Padre Maximos fez uma pausa por alguns segundos. “O próprio Cristo nos revelou o método. Ele nos disse que não apenas somos capazes de explorar Deus, mas também podemos viver com Ele, tornar-nos um com Ele. E o órgão pelo qual podemos alcançar isso não são nossos sentidos nem nossa lógica, mas nosso coração.”


O Padre Maximos me lembrou, enquanto eu forçava os olhos na estrada estreita, que, de acordo com a tradição dos santos anciãos, a base existencial de uma pessoa é o coração. Além de ser o órgão físico indispensável que mantém o corpo vivo, afirmou ele, o coração também é o centro de nossos poderes psiconoéticos, o centro de nosso ser, de nossa personalidade. 
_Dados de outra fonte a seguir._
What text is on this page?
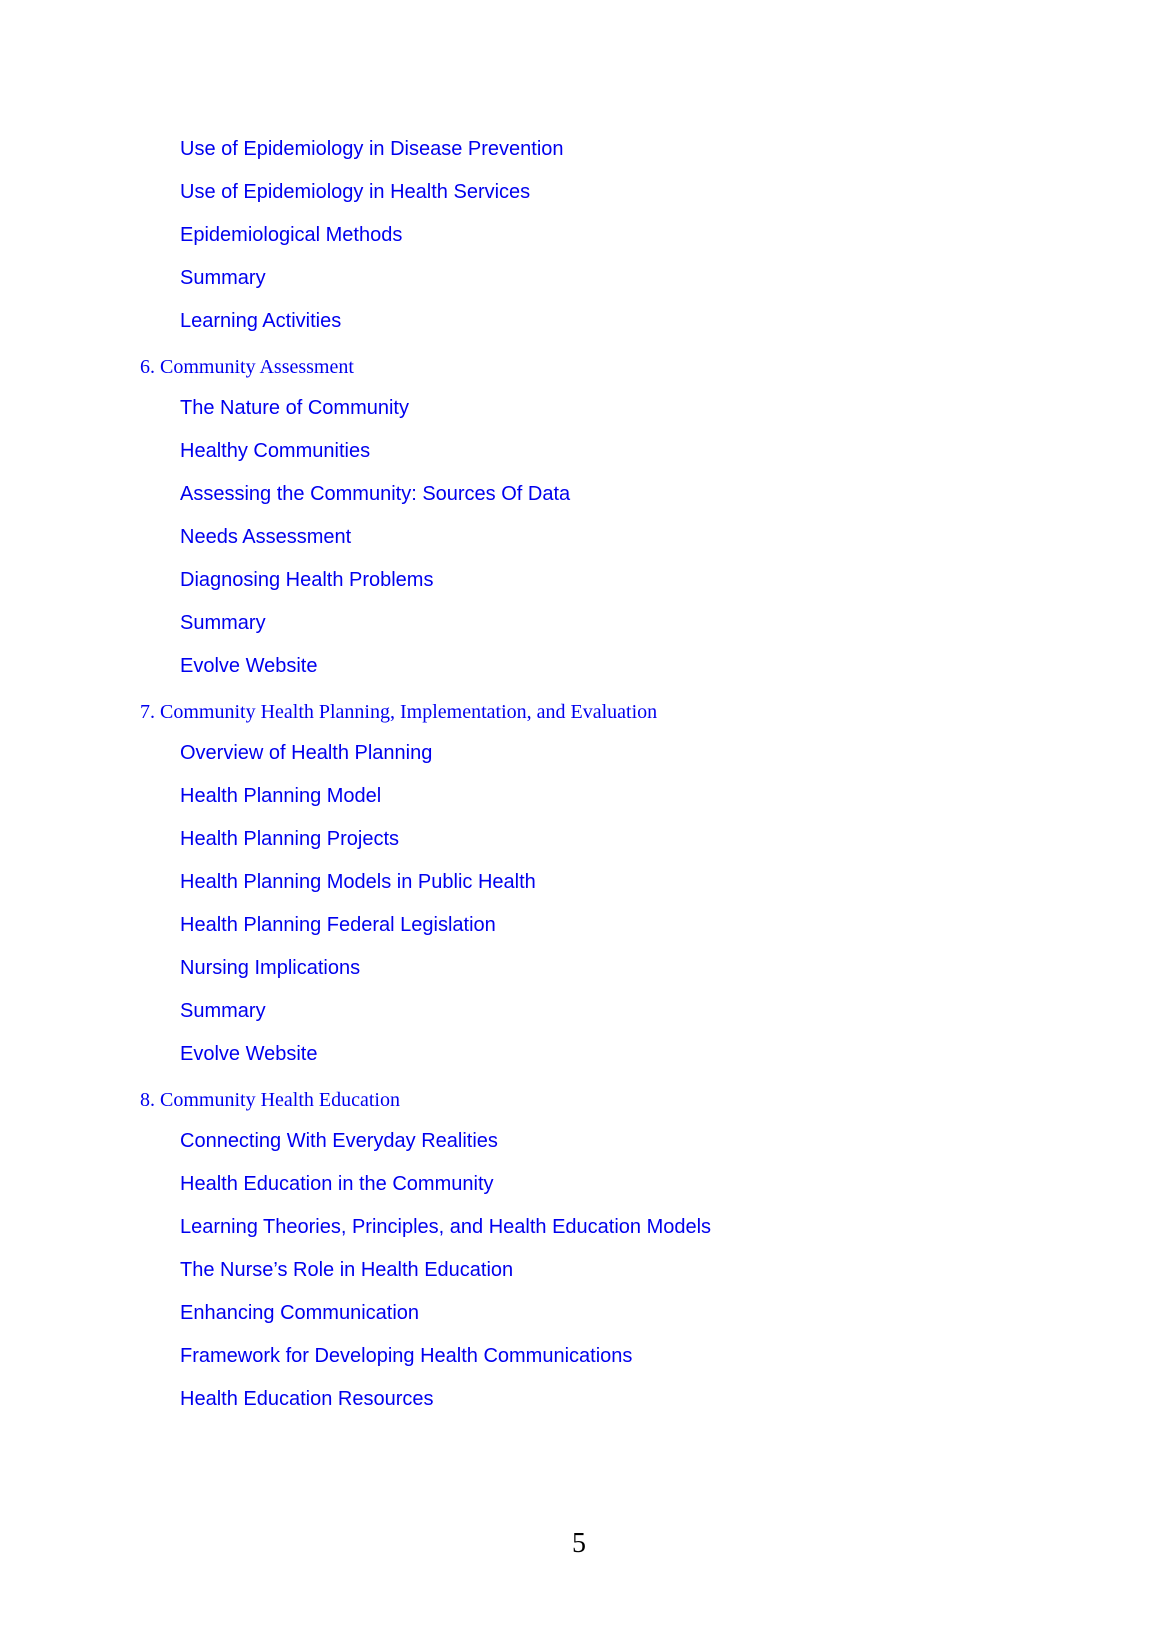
Use of Epidemiology in Disease Prevention
Use of Epidemiology in Health Services
Epidemiological Methods
Summary
Learning Activities
6. Community Assessment
The Nature of Community
Healthy Communities
Assessing the Community: Sources Of Data
Needs Assessment
Diagnosing Health Problems
Summary
Evolve Website
7. Community Health Planning, Implementation, and Evaluation
Overview of Health Planning
Health Planning Model
Health Planning Projects
Health Planning Models in Public Health
Health Planning Federal Legislation
Nursing Implications
Summary
Evolve Website
8. Community Health Education
Connecting With Everyday Realities
Health Education in the Community
Learning Theories, Principles, and Health Education Models
The Nurse’s Role in Health Education
Enhancing Communication
Framework for Developing Health Communications
Health Education Resources
5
Portanto, é por meio do coração que Deus se revela à humanidade. Isso é o que os santos anciãos têm ensinado ao longo dos tempos, que Deus fala aos seres humanos somente por meio do coração, o órgão óptico por meio do qual se pode experimentar a visão de Deus (ndot: theoria). Portanto, aqueles que anseiam por ver Deus não podem fazê-lo por outros meios, como ler Platão e Aristóteles ou dedicar-se à ciência. Por melhor que seja sua filosofia, ela não é o caminho para Deus.  
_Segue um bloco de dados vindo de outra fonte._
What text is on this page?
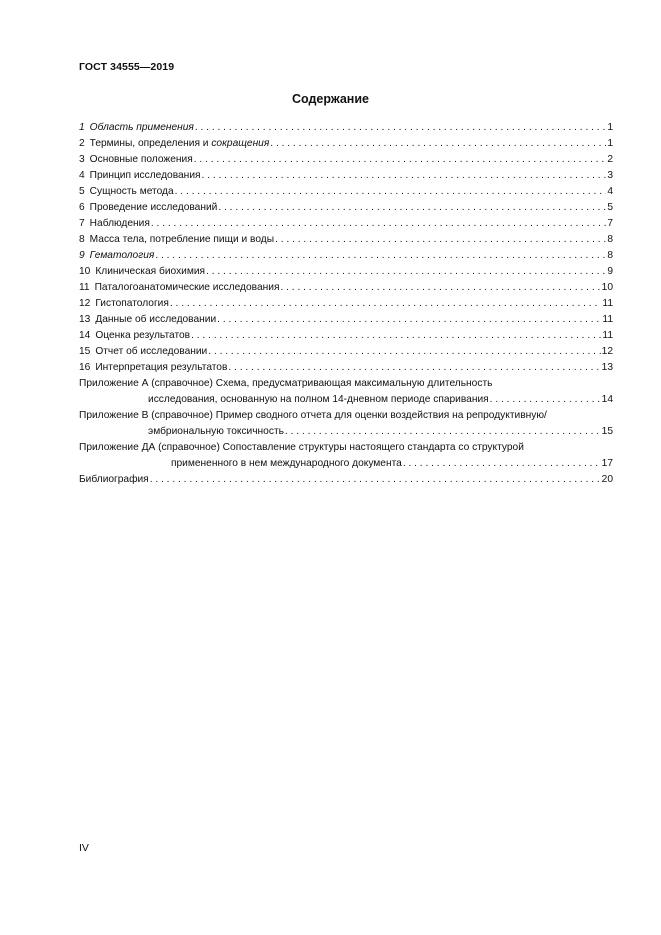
ГОСТ 34555—2019
Содержание
1 Область применения . . .	1
2 Термины, определения и сокращения . . .	1
3 Основные положения . . .	2
4 Принцип исследования . . .	3
5 Сущность метода . . .	4
6 Проведение исследований . . .	5
7 Наблюдения . . .	7
8 Масса тела, потребление пищи и воды . . .	8
9 Гематология . . .	8
10 Клиническая биохимия . . .	9
11 Паталогоанатомические исследования . . .	10
12 Гистопатология . . .	11
13 Данные об исследовании . . .	11
14 Оценка результатов . . .	11
15 Отчет об исследовании . . .	12
16 Интерпретация результатов . . .	13
Приложение А (справочное) Схема, предусматривающая максимальную длительность
исследования, основанную на полном 14-дневном периоде спаривания . . .	14
Приложение В (справочное) Пример сводного отчета для оценки воздействия на репродуктивную/
эмбриональную токсичность . . .	15
Приложение ДА (справочное) Сопоставление структуры настоящего стандарта со структурой
примененного в нем международного документа . . .	17
Библиография . . .	20
IV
Somente a limpeza e a pureza do coração podem levar à contemplação e à visão de Deus. Esse é o significado, argumentou o Padre Maximos, da bem-aventurança de Cristo: “Bem-aventurados os puros de coração, porque eles verão a Deus”. “Você entende o que isso significa? Aqueles que desejam investigar se Deus existe devem empregar a metodologia apropriada, que não é outra senão a purificação do coração de paixões egoístas e impurezas. Se as pessoas conseguirem purificar seus corações e ainda assim não conseguirem ver Deus, então elas estarão justificadas ao concluir que, de fato, Deus é uma mentira, que Ele não existe, que Ele é apenas uma grande ilusão. Essas pessoas podem rejeitar Deus com toda a sinceridade, dizendo: “Segui o método que os santos nos deram e não consegui encontrar Deus. Portanto, Deus não existe'. “Você não acha que estaríamos totalmente equivocados”, continuou o Padre Maximos, ”se acreditássemos em um Deus para o qual não houvesse evidência de existência, um Deus que estivesse totalmente além do nosso alcance, um Deus que permanecesse em silêncio, nunca se comunicando conosco de forma real e tangível?” 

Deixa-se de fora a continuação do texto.